Design & Reuse

Are open-source RISC-V CPUs a threat to ARM Holdings' business?

Jul. 04, 2025 – 

Arm Holdings’ [NASDAQ:ARM] core business is to license so-called reduced instruction set computer (RISC) architecture based CPU designs to chip designers, such as Apple or Qualcomm.

However, several companies have recently started developing CPUs based on a 100% royalty free open-source RISC architecture called RISC-V which can be used to achieve many of the same things Arm’s core products provide, of course cutting out any need to pay licensing fees to Arm. This could be a long-term threat to their business.

Advanced RISC Machines (Arm)

Those aware of Arm’s history may know that it was officially founded under the name Advanced RISC Machines in 1990, being spun out from the Cambridge-based Acorn Computers as a company to license their central processing unit (CPU) intellectual property (IP). This followed the development of the first “ARM” CPU by Acorn Computers in the 1980s, called the Acorn RISC Machine.
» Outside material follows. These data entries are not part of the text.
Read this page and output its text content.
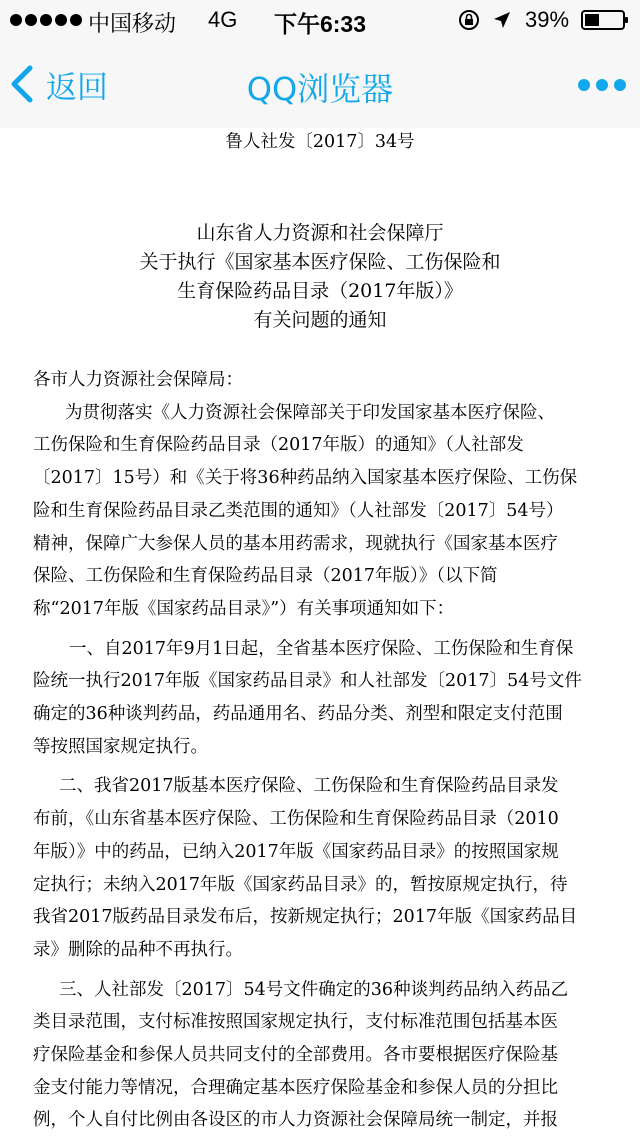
中国移动 4G	下午6:33	39%
返回	QQ浏览器
鲁人社发〔2017〕34号
山东省人力资源和社会保障厅
关于执行《国家基本医疗保险、工伤保险和
生育保险药品目录（2017年版）》
有关问题的通知

各市人力资源社会保障局：

为贯彻落实《人力资源社会保障部关于印发国家基本医疗保险、

工伤保险和生育保险药品目录（2017年版）的通知》（人社部发

〔2017〕15号）和《关于将36种药品纳入国家基本医疗保险、工伤保

险和生育保险药品目录乙类范围的通知》（人社部发〔2017〕54号）

精神，保障广大参保人员的基本用药需求，现就执行《国家基本医疗

保险、工伤保险和生育保险药品目录（2017年版）》（以下简

称“2017年版《国家药品目录》”）有关事项通知如下：

一、自2017年9月1日起，全省基本医疗保险、工伤保险和生育保

险统一执行2017年版《国家药品目录》和人社部发〔2017〕54号文件

确定的36种谈判药品，药品通用名、药品分类、剂型和限定支付范围

等按照国家规定执行。

二、我省2017版基本医疗保险、工伤保险和生育保险药品目录发

布前，《山东省基本医疗保险、工伤保险和生育保险药品目录（2010

年版）》中的药品，已纳入2017年版《国家药品目录》的按照国家规

定执行；未纳入2017年版《国家药品目录》的，暂按原规定执行，待

我省2017版药品目录发布后，按新规定执行；2017年版《国家药品目

录》删除的品种不再执行。

三、人社部发〔2017〕54号文件确定的36种谈判药品纳入药品乙

类目录范围，支付标准按照国家规定执行，支付标准范围包括基本医

疗保险基金和参保人员共同支付的全部费用。各市要根据医疗保险基

金支付能力等情况，合理确定基本医疗保险基金和参保人员的分担比

例，个人自付比例由各设区的市人力资源社会保障局统一制定，并报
Since then, Arm Holdings have grown to a market capitalization of $175 billion, with most of their revenue coming from licensing RISC-type CPU cores, as well as some neural processing unit (NPU) and graphics processing unit (GPU) IP cores for use in (relatively) low power System-on-Chip (SoC) style silicon chips used in a plethora of electronic devices.

Whilst Arm’s IP is used in SoCs, they are often not the ones doing the actual design of the chips, rather their IP is used as a blueprint to speed up the design time and reduce the engineering cost of the actual chip designers, companies such as Broadcom, Texas Instruments or Mediatek.

For instance, one market where Arm does exceptionally is in smartphone SoCs, where they have a monopolistic grip on the CPU IP used. The Google Tensor G3 used in the Pixel 8 uses Arm CPUs, the HiSilicon Kirin 9010 used in the Huawei Mate XT uses Arm CPUs, even Samsung’s recent Galaxy S24 uses Arm CPUs. The Galaxy S24 uses a Qualcomm Snapdragon 8 Gen 3 chip or a Samsung in-house developed Exynos 2400 chip depending on what region the phone is distributed in, but both versions use licensed ARM CPU IP.

Many automotive chips also tend to use Arm CPUs, for example NXP sell the S32K series of chips to car manufacturers (NXP declared $7,484 million in revenue from the automotive market in 2023). The S32K series all use Arm CPU IP as the core of the chip. Anywhere you might need a low power, efficient but fast processor, you are likely to find Arm IP. This is partially because the CPU IP that Arm provides makes the chip design process much faster and cheaper for design companies by providing works-out-the-box CPU designs, and partially because Arm cores use a RISC based CPUs which tend to be power-efficient.